週刊少年松山洋_タイトル_修正

ゲームタイトル(商品名)の決め方

ゲームソフトのタイトルを決定する時には商標登録というものを行います。

これは他に類似した商品とお客様を混同させないために行う、という側面とその類似タイトルを先に商標登録されている別のメーカーから訴えられないようにするためという側面があります。

では我々ゲームクリエイターが企画を立案する時にはどれくらいそれを意識してタイトルをつけているか?というと、ほとんど意識していません。

まずは中身。企画の内容が第一なのでそこを一番に考えて。その内容に見合ったタイトルを企画者がノリでつけることが多いです。

企画の内容が具体的に決まって前に進めることがだいたい濃厚になった時点で改めて“コレ、商標取れるんだっけ?”みたいな形で簡易調査をかけます。

その後、メーカーと相談して詳細な調査を行った上で決定後に商標登録、という流れです。

改めて振り返ってみると、我々が企画立案した時から最終的な商標登録までにストレートで行ったタイトルがひとつもないということに気づきました。

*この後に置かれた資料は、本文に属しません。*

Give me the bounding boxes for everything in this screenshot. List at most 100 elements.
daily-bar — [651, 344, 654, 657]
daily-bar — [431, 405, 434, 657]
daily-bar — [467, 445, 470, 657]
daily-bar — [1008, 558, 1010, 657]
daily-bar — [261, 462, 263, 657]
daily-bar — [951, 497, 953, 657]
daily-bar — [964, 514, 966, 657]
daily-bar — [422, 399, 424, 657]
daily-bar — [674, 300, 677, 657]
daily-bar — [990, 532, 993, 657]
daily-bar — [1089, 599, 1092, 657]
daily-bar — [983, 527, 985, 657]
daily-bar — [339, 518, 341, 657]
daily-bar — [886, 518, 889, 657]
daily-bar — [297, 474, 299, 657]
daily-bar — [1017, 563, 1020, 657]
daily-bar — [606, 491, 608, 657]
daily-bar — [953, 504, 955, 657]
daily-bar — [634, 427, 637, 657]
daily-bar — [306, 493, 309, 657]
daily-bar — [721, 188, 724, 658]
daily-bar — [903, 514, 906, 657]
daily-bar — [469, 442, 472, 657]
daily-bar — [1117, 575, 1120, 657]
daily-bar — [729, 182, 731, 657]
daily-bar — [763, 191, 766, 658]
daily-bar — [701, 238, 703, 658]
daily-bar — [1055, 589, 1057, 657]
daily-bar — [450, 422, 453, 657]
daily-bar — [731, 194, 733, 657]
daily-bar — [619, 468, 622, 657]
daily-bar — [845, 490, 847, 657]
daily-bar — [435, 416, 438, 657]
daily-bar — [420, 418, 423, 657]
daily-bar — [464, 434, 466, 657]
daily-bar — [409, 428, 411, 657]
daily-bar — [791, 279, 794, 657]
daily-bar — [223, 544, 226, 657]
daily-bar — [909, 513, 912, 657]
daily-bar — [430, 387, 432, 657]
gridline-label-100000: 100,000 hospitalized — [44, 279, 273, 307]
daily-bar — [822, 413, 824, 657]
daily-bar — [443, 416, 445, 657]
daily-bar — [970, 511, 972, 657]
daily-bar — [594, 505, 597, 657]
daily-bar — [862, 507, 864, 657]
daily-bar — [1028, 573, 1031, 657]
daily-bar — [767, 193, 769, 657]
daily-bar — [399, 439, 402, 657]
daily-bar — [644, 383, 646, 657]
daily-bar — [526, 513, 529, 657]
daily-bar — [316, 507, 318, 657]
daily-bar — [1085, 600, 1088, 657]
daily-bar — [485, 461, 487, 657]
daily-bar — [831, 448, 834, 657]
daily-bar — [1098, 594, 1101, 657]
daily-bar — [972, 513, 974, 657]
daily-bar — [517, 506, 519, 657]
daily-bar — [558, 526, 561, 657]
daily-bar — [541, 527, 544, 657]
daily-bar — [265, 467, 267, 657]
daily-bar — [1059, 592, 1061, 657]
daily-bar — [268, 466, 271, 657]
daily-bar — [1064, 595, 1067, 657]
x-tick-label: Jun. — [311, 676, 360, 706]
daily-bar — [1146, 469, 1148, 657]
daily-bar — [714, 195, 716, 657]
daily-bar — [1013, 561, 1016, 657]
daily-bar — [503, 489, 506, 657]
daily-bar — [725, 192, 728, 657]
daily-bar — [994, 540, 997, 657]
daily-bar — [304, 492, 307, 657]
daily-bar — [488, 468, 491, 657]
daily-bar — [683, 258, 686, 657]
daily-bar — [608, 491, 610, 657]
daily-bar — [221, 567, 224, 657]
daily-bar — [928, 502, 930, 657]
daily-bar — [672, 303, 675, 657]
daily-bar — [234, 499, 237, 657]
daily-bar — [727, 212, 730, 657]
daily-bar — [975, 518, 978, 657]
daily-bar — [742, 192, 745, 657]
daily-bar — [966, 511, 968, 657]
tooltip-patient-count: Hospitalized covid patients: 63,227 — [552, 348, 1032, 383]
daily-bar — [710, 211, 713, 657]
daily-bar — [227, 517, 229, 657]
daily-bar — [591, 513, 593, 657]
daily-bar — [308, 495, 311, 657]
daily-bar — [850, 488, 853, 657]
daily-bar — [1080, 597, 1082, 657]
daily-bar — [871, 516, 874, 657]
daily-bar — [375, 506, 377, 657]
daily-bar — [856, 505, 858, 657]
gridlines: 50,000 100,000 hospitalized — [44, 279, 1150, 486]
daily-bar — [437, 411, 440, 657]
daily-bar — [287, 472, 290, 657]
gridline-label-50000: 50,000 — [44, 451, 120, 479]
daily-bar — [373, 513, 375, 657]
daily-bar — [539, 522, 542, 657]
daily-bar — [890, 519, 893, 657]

せっかくなので今回は今までにサイバーコネクトツーが手掛けたタイトルの始まりから決定までを思い出しながら紹介していこうと思います。

『テイルコンチェルト』『サイレントボマー』『.hack』『Solatorobo それからCODAへ』『アスラズラース』などのオリジナルタイトルを順番に紹介します。

ゲームタイトル(商品名)の決め方

『テイルコンチェルト』
企画立案時は『リトルテイル』。“小さいしっぽ”と“ほんの小さな物語”のふたつの意味を掛け合わせていたのですが。当時のバンダイの役員の方から“過去に『リトル』とついた商品でヒットしたことが無いから駄目だ!変更しろ”って言われて速攻でボツになりました。結局、“テイル”だけ残して音楽用語の“コンチェルト(協奏曲)”と組み合わせて『テイルコンチェルト』になりました。

『サイレントボマー』
企画立案時は『ボンバー・エクスプローラー』。もうこれはヒドイ。もちろん当時のバンダイのプロデューサーから即座に“ダサいから変更して!”って言われました。完全にウチが悪いですね。猛省しました。それから、主人公の寡黙なイメージから“サイレント”。そして爆弾者=“ボマー”を組み合わせて『サイレントボマー』になりました。

『.hack』
企画立案時は『トレジャーハッカー』。これも当時のバンダイのプロデューサー内山大輔から“ダサい。死ね。ありえない、やり直し!誰も見たことも聞いたことも無いインパクトのあるやつ!出して!”って言われて、社内で100個くらいアイデア出しました。その中から生まれたのが『.hack(ドットハック)』というタイトルでした。ただ、いまだに皆さんなかなか『.hack(ドットハック)』と読んでくれなくて『ハック』って言われちゃうのが困りモノです。